When it was all said and done, however, the Star sailors got their Bacardi Cup on the water. No one trespassed on their big slice of Biscayne Bay, and they got the full attention of their race committee. It was only during the final awards ceremony where the two regattas collided. And it was here where more than a few Star sailors were miffed about sharing the stage with their guests. By the time the individual daily race awards were doled out for all the fleets, and the big Cup awarded to Phil Trinter and Rick Merriman, the crowd had thinned dramatically. A good number of Star sailors were instead focused on the crepes station-food being a Star sailor’s most essential need.
The awkward awards ceremony aside, those behind Bacardi Miami Sailing Week are most definitely onto something good-whether the Star sailors like it or not-and it would be impossible for this event not to flourish into a must-do winter regatta, so long as the City of Miami continues to support it.
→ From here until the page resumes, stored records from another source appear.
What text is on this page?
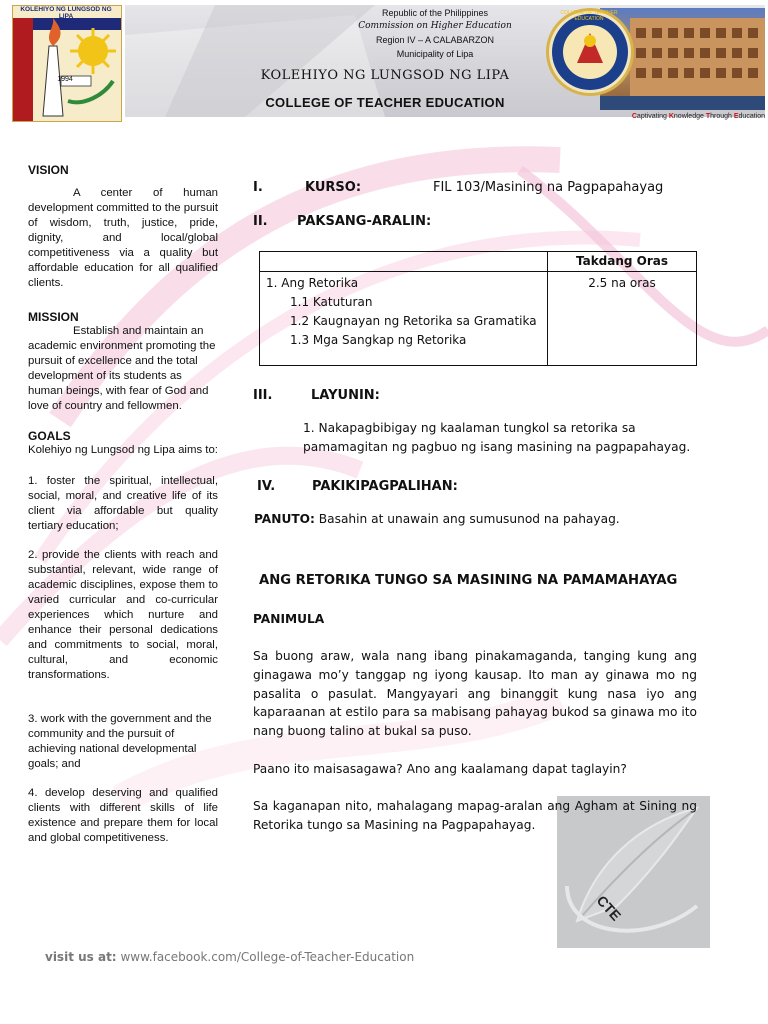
KOLEHIYO NG LUNGSOD NG LIPA
1994
Republic of the Philippines
Commission on Higher Education
Region IV – A CALABARZON
Municipality of Lipa
KOLEHIYO NG LUNGSOD NG LIPA
COLLEGE OF TEACHER EDUCATION
COLLEGE OF TEACHER EDUCATION
Captivating Knowledge Through Education
VISION
A center of human development committed to the pursuit of wisdom, truth, justice, pride, dignity, and local/global competitiveness via a quality but affordable education for all qualified clients.
MISSION
Establish and maintain an academic environment promoting the pursuit of excellence and the total development of its students as human beings, with fear of God and love of country and fellowmen.
GOALS
Kolehiyo ng Lungsod ng Lipa aims to:
1. foster the spiritual, intellectual, social, moral, and creative life of its client via affordable but quality tertiary education;
2. provide the clients with reach and substantial, relevant, wide range of academic disciplines, expose them to varied curricular and co-curricular experiences which nurture and enhance their personal dedications and commitments to social, moral, cultural, and economic transformations.
3. work with the government and the community and the pursuit of achieving national developmental goals; and
4. develop deserving and qualified clients with different skills of life existence and prepare them for local and global competitiveness.
I.	KURSO:	FIL 103/Masining na Pagpapahayag
II. PAKSANG-ARALIN:
	Takdang Oras

1. Ang Retorika
1.1 Katuturan
1.2 Kaugnayan ng Retorika sa Gramatika
1.3 Mga Sangkap ng Retorika	2.5 na oras
III.	LAYUNIN:
1. Nakapagbibigay ng kaalaman tungkol sa retorika sa pamamagitan ng pagbuo ng isang masining na pagpapahayag.
IV.	PAKIKIPAGPALIHAN:
PANUTO: Basahin at unawain ang sumusunod na pahayag.
CTE
ANG RETORIKA TUNGO SA MASINING NA PAMAMAHAYAG
PANIMULA
Sa buong araw, wala nang ibang pinakamaganda, tanging kung ang ginagawa mo’y tanggap ng iyong kausap. Ito man ay ginawa mo ng pasalita o pasulat. Mangyayari ang binanggit kung nasa iyo ang kaparaanan at estilo para sa mabisang pahayag bukod sa ginawa mo ito nang buong talino at bukal sa puso.
Paano ito maisasagawa? Ano ang kaalamang dapat taglayin?
Sa kaganapan nito, mahalagang mapag-aralan ang Agham at Sining ng Retorika tungo sa Masining na Pagpapahayag.
visit us at: www.facebook.com/College-of-Teacher-Education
I’m told the Miami Convention Center is due to be razed, making way for a “regatta park” that would be the centerpiece of Sailing Week’s activities, drawing in the curious public and sailors alike. There’s no denying Biscayne Bay is a superb winter venue for sportboat and dinghy classes, and there’s no lack of clubs from which to draw race committees and assets. I’m also told the Vipers would be invited back, as would the Melges classes, J/24s, and possibly Lightnings. All that’s needed to make it all work is to somehow lure the Star sailors away from Coral Reef. And I suspect there’s only one way to that: a nightly all-you-can-eat buffet.